Durbin, Duckworth Announce Historic New Federal Investment In Community-Based Medical Residency Program At Lawndale Christian Health Center
WASHINGTON – U.S. Senators Dick Durbin (D-IL) and Tammy Duckworth (D-IL) today announced that Lawndale Christian Health Center (LCHC), located on Chicago’s West Side, has been awarded $960,000 in federal funding to support its community-based medical residency program. By training physician residents in a Community Health Center setting, rather than a traditional hospital, this program will help address racial health disparities and workforce shortages by expanding the pipeline of health care providers in underserved areas. This funding was provided through the American Rescue Plan and awarded by the Health Resources and Services Administration’s Teaching Health Center Graduate Medical Education (THCGME) program.
“Community Health Centers, like Lawndale Christian Health Center, are a vital resource for so many families, especially in neighborhoods that have been historically underserved and hit hard by COVID-19,” Durbin said. “This American Rescue Plan funding will support a unique residency program in Chicago that trains the next generation of doctors right in the community. Senator Duckworth and I will continue advocating for federal investments that expand and diversify our health care workforce and help improve health equity.”

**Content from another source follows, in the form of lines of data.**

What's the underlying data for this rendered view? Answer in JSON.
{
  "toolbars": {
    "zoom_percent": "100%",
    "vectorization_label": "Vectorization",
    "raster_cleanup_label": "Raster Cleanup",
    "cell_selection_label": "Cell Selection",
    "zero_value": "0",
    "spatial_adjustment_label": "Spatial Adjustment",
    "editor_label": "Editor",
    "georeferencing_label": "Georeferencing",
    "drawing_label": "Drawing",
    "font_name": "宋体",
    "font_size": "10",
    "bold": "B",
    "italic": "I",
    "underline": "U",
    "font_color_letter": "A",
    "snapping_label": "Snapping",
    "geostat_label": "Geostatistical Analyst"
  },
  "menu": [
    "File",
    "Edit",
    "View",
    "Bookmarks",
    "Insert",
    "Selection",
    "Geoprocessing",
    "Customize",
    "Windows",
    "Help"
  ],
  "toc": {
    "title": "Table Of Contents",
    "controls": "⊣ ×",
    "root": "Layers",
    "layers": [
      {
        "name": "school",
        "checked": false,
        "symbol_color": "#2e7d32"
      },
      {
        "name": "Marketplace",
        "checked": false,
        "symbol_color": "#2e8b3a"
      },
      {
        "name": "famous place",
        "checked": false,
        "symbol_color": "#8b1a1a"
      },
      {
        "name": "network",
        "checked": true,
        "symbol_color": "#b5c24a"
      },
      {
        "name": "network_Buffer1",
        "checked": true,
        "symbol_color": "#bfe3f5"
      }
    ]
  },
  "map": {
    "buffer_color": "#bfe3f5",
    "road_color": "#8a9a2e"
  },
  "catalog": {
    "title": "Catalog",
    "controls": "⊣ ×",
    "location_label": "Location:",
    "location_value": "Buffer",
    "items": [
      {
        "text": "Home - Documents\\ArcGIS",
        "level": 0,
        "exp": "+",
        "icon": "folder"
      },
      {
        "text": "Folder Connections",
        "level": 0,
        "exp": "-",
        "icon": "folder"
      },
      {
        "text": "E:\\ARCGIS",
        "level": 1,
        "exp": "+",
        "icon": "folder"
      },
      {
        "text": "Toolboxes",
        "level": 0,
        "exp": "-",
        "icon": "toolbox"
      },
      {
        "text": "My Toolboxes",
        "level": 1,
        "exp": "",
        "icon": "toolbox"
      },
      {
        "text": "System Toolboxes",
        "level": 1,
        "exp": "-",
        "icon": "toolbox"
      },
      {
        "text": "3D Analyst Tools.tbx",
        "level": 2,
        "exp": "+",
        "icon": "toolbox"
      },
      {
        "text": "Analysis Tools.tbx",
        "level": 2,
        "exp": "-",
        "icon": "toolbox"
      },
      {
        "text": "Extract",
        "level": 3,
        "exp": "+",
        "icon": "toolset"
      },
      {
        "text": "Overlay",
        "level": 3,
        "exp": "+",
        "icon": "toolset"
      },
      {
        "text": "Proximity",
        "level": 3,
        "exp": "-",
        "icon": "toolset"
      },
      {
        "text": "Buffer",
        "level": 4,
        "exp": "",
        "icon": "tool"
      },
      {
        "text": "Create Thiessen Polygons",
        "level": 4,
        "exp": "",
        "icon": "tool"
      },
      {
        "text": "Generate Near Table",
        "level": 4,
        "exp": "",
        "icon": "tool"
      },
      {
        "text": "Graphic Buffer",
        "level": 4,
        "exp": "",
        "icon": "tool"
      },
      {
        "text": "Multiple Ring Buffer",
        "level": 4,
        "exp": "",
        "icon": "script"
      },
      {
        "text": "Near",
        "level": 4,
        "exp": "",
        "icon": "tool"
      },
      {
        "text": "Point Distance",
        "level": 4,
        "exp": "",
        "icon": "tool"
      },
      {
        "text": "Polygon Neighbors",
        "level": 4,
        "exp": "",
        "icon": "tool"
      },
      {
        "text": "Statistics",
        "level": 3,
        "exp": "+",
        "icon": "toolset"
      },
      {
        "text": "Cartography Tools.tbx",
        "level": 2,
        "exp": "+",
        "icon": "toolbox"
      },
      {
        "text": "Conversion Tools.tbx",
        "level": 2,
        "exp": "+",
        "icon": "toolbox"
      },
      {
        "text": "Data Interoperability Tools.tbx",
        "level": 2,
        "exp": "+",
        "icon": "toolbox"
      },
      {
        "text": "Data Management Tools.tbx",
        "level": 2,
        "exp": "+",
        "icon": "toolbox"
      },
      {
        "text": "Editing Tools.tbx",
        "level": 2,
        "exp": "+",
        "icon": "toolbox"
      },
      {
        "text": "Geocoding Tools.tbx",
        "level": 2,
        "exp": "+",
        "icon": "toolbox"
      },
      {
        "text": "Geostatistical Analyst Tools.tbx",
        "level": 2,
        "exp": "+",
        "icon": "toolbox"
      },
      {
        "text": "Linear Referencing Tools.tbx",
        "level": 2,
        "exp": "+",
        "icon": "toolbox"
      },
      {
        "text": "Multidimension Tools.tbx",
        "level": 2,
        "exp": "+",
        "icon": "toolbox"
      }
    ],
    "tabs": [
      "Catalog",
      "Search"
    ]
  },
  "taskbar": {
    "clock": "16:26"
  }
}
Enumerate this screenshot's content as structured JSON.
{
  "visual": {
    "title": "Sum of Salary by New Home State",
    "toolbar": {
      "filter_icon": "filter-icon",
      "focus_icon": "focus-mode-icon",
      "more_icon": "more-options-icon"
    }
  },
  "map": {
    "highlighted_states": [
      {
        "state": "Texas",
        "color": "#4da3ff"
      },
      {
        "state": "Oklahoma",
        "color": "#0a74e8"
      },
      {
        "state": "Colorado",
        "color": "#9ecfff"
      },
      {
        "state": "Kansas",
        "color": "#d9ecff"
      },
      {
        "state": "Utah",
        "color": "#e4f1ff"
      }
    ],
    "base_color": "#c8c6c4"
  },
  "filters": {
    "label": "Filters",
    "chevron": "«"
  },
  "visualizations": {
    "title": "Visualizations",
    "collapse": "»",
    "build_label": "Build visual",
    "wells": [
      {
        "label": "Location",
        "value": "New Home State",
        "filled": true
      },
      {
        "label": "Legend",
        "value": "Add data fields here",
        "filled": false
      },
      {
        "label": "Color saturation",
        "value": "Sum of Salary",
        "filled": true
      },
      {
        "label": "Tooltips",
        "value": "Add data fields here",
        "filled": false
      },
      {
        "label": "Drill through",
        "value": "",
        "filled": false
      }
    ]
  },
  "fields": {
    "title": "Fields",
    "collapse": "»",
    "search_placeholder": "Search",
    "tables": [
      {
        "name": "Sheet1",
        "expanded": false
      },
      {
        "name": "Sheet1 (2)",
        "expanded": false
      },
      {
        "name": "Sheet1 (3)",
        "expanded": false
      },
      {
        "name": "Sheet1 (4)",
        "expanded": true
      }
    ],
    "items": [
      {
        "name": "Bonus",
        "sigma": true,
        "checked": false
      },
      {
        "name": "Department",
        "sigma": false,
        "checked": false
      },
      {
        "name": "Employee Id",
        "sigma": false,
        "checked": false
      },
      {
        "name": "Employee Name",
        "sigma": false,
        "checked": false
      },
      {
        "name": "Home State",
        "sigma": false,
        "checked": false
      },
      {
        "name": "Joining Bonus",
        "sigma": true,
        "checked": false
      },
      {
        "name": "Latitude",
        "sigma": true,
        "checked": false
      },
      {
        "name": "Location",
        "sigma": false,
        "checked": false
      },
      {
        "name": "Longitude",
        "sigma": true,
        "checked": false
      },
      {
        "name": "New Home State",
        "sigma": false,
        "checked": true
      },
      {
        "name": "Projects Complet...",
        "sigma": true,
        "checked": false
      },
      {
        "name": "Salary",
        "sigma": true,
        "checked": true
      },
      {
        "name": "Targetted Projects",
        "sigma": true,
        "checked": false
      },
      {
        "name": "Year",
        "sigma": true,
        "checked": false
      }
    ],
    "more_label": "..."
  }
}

“Before and throughout this pandemic, Illinoisans depend on community-based healthcare centers for accessible care,” Duckworth said. “And every American—no matter their zip code—should have access to high-quality health services, which is one of the reasons I’m proud that support from President Biden’s American Rescue Plan is helping providers on Chicago’s West side. I’ll keep working with Senator Durbin to help ensure all Illinoisans have access to the care they need.”
“People on Chicago’s West Side face health disparities that should not exist. A few miles to the east or west of our neighborhood, average life expectancy rises more than a decade. Our vision is to equip the next generation of family medicine physicians to address these disparities. From our integration of primary care, behavioral health, and hospital care, to our senior day services and emphasis on caring for people experiencing homelessness, substance use disorder, and serious mental illness, LCHC is uniquely set up to provide resident training to better the health of our community,” said Dr. Benjamin Preyss, Lawndale Christian Family Medicine Residency Program Director.
Earlier this year, LCHC announced the first cohort of Family Medicine Residents to its Teaching Health Center program. The three-year Family Medicine Residency will begin training six residents in July 2022 to provide preventive care, chronic disease management, substance use disorder treatment, health care for people experiencing homelessness, and more. Whereas traditional Graduate Medical Education funding and training is based out of hospitals, this THCGME program—one of just two in Illinois—is based in the community, prioritizing care for high-need communities and vulnerable people.